We've seen that advertising is an important revenue stream for the Internet to work as well as it does today.3 We've watched newspapers and magazines fail because they couldn't make this stream work. We've seen Facebook argue to the EU that they need ~$11/month from users that they don't do ad targeting against. We've also seen the EU tell them to pound sand with that model. Clearly though, connected content/app/service providers are telling us something between Facebook's comments and Admiral's entire business model: your private data is what their revenue models run on. It's no longer about the advertising, it's about the targeted advertising, and making that target as precise as possible.

Reclaiming Privacy

OK, so enough doom and gloom. You can improve on this situation, honest. Here are some steps you can take for yourself and your family to get some of this privacy back. Moving to the EU is certainly one option, but perhaps not very practical for many of us, so here are others that hopefully are more useful:

Legislative Action

There's a reason the EU has the power to take legal action against Facebook over their paid plan, and it is high time we got our legislators to do the same. It turns out that lots of us want this, we just need to convince our elected officials to do it. The Electronic Frontiers Foundation (EFF) is a great resource for getting involved here. But this needs to happen at a federal level, state-by-state laws just don't cut it.

Technical Options At Home

One of the best things you can do for your computer is to leave the Microsoft Windows operating system behind. Linux is one choice, but there are others. Following that up, choose a browser more focused on security than Google Chrome, such as DuckDuckGo or Firefox. Install a tracker blocking tool (probably called an ad blocker) as well. Setting up DNS at home for security will also help with privacy.

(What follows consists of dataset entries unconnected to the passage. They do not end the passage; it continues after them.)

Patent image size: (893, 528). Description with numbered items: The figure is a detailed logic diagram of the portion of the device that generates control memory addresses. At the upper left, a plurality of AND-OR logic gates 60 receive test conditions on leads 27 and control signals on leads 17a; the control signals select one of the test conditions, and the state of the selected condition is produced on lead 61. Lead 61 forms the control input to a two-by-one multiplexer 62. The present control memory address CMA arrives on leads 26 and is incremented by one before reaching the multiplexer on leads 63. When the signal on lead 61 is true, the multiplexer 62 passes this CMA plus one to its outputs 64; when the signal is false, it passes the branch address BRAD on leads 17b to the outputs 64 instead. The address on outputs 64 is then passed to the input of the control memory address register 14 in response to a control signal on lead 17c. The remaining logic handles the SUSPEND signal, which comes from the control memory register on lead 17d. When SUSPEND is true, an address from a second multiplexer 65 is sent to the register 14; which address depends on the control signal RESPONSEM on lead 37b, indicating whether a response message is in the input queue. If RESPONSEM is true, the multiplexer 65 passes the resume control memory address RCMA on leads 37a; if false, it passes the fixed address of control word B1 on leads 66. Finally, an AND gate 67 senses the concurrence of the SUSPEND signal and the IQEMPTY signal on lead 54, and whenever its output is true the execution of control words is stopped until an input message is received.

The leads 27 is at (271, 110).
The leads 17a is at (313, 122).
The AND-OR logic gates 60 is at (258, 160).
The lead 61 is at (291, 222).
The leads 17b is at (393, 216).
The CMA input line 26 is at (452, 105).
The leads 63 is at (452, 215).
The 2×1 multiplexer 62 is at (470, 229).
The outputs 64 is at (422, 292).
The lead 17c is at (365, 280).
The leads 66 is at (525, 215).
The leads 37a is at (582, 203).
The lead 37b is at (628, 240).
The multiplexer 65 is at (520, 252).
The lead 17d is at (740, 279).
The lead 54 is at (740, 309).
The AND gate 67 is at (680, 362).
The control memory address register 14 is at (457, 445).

From a social media perspective, consider joining Fediverse applications instead of your existing corporate-owned services. The big social media apps are tracking you like you wouldn't believe. Stop using their instant messaging apps as well, Signal is a great, secure and private, alternative.

On your phone, change your browser from the default to something like DuckDuckGo. On Android that will help you with the app tracker blocking as well. Delete apps you don't use, because even letting them just run means they're trying to track you. You can also choose to switch to an alternative OS like Graphene, or you can go so far as to migrate to a FairPhone.

Finally, push back when you're asked to share your data. Why do you need to share your email address? Your physical address? Your driver's license number, passport number, or social security number?

Each of these options will help a little, and enough of them will start to help a lot. Voting with your dollars by not patronizing those who use your privacy as currency, and making your elected officials (and candidates, especially candidates) understand your views on this are critical steps that we all need to practice if we're serious about getting a refund for our privacy.


1. Yes, I made that up. No amount - large or small - that they're making justifies the loss of my privacy in my book.

2. Please tell me you didn't put a camera INSIDE the house, right? Right?

3. Yeah, I wrote it that way on purpose.